The Pons The Pons is located just superior to the medulla oblongata and inferior to the midbrain. It contains many of the longitudinal nerve tracts passing through the brain stem: 1. Corticospinal tracts – The axons of these tracts originate at the cerebral cortex and pass directly to the motor neurons of the spinal cord. 2. Spinothalamic tracts – are sensory tracts carrying nerve messages of crude touch, pain and temperature from various levels of the spinal cord to the thalamus and then to the cerebral cortex. The pons contains nuclei for regulating respiratory movements: 1. The apneustic center stimulates the respiratory rhythmicity center (RRC) in the medulla oblongata to produce inspiration. 2. The pneumotaxic center inhibits the RRC producing a passive expiration.

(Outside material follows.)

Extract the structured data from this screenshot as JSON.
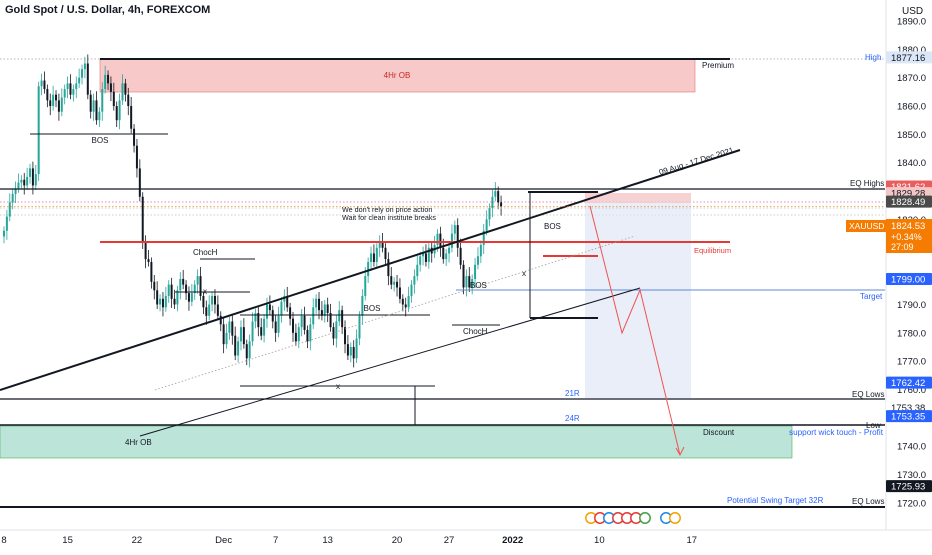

The Medulla Oblongata The medulla oblongata is the last portion of the brain before the spinal cord. The medulla contains the corticospinal and spinothalamic nerve tracts. 1. Corticospinal tracts contain descending nerve fibers for the control of conscious motor activity. In the lower medulla, these tracts decussate (cross over). As a result, the left cerebral cortex initiates motor activity on the right side of the body and vice versa. 85% of the corticospinal tracts decussate. 2. The Spinothalamic tracts pass through the medulla and converges on the thalamus. They carry sensory information of crude touch, pressure and pain, as well as, thermal sensation. There is no decussation of these messages in the medulla. This has already occurred in the spinal cord at the level of entry to the medulla.
Medullary Nuclei Medullary nuclei are clusters of cell bodies within the interior of the medulla oblongata that carry out a variety of regulatory functions: 1. Cardiovascular centers regulate heart rate, and vasomotion. 2. Respiratory rhythmicity center sets the breathing pace with input from the apneustic and pneumotaxic centers of the pons.